Until the end of the 19th century, muscles were not really a focal point of attraction; consequently, men and women did not pay much attention to weight training. However, audiences slowly began to appreciate the physique of men during strength demonstrations and wrestling matches, giving birth to the art of body building.
The goal of body building has always been to achieve some physical ideal. In the early years, the Grecian ideal reigned supreme; men crafted their bodies according to the proportions of ancient Roman and Greek statues. Modern bodybuilders aim for muscle development far beyond that of Adonis. The largest, most distinct muscles are the most aesthetically pleasing, and bodybuilders do everything in their power to accentuate their cuts, from tanning and lighting to applying oils and lotions. However, while both the definition of beauty and the ultimate goal of body building have changed, the process of achieving results has remained consistent: nutrition, training and rest.
The Three Steps
Nutrition is integral to any fitness regime, but especially to body building. Without a specialized diet, bodybuilders are unable to grow and repair muscle; they require more calories and more protein. Bodybuilders consumer certain carbohydrates to fuel their bodies, and ingest large amounts of protein to build muscle.

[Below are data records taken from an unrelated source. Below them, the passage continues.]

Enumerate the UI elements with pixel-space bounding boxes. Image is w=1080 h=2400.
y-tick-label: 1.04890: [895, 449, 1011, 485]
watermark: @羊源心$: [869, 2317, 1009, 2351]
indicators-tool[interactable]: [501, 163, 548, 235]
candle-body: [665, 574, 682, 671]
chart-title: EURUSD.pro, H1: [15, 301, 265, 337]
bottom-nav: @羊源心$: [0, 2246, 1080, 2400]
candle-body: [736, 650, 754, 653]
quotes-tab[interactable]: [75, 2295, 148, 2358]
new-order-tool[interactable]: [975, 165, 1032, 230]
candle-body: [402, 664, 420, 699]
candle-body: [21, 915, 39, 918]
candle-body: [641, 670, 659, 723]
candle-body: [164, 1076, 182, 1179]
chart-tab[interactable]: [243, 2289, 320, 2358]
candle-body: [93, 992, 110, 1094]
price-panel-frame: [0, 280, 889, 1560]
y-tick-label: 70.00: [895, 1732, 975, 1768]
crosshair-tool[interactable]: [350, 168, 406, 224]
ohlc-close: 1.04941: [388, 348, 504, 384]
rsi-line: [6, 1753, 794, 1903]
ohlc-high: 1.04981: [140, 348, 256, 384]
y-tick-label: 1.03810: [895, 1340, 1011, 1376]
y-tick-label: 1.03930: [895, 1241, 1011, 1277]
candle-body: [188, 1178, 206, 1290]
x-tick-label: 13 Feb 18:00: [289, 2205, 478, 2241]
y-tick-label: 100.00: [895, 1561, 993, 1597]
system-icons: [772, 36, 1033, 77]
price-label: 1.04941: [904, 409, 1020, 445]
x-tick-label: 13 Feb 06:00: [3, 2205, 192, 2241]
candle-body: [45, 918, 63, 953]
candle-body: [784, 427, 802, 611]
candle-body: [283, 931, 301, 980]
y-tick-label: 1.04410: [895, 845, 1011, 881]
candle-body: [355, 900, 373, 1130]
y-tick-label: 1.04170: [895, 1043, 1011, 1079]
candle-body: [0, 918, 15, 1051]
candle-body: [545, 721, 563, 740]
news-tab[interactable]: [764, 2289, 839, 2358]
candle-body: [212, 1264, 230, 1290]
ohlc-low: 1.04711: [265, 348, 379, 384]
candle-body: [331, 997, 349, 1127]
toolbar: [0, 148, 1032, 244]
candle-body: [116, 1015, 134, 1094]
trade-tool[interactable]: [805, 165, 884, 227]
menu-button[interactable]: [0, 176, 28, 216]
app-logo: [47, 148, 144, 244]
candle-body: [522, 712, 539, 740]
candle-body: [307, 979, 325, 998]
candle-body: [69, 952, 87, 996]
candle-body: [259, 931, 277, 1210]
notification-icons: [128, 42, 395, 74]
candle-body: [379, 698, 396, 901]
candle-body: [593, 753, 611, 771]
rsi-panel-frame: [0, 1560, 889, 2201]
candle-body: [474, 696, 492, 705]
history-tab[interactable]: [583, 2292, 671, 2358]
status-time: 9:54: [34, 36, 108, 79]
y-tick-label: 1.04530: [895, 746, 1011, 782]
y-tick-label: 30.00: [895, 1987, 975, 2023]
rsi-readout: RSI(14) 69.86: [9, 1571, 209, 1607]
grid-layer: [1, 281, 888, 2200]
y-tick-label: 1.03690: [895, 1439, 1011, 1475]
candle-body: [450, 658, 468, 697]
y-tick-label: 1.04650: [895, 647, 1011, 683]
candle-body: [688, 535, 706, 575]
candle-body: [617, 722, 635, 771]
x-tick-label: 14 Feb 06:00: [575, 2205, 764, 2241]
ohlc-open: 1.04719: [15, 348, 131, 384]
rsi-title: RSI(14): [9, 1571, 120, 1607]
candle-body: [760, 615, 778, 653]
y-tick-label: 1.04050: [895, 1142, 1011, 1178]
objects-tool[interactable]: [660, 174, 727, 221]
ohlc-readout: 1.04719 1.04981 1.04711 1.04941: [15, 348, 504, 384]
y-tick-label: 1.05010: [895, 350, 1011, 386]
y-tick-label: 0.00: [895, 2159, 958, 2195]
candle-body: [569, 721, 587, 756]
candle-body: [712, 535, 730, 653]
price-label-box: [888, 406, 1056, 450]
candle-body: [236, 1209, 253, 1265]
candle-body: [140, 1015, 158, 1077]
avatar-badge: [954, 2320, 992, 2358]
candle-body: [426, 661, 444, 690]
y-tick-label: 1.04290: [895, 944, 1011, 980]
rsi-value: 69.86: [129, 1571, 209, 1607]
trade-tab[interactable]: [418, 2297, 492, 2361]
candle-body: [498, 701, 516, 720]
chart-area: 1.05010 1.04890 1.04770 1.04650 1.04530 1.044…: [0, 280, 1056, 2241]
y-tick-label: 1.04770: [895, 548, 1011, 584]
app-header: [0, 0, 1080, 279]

Body building athletes should aim at getting almost 30 percent of their calories from protein; while carbohydrates stimulate muscle synthesis, without protein, the body lacks the materials with which to synthesize.
While nutrition provides the building blocks, weight training provides the imagination. Strength training with free weights or elastic resistance results in rapid muscle growth. However, what many people fail to realize is that muscle growth results due to the damage caused by weight training.
When lifting, bodybuilders tear their muscles; these microtraumas are felt as general soreness, called delayed onset muscle soreness. When the body repairs these tears, it goes above and beyond the call of duty, furthering the development of the muscles. Body building, in essence, is a violent sport, and brings a literal connotation to the idea of no pain, no gain.
Rest is the often ignored component of body building. Without rest, muscle growth cannot occur, since muscle development happens during the repairing process, the body must have downtime in order to focus on this work. Without rest, muscles cannot recover; a bodybuilder must plan both gym time for muscle stimulation, and rest for muscle growth. Sleep is a huge factor. Eight hours of sleep per night is essential, and daytime naps help to further increase the body’s potential for muscle growth.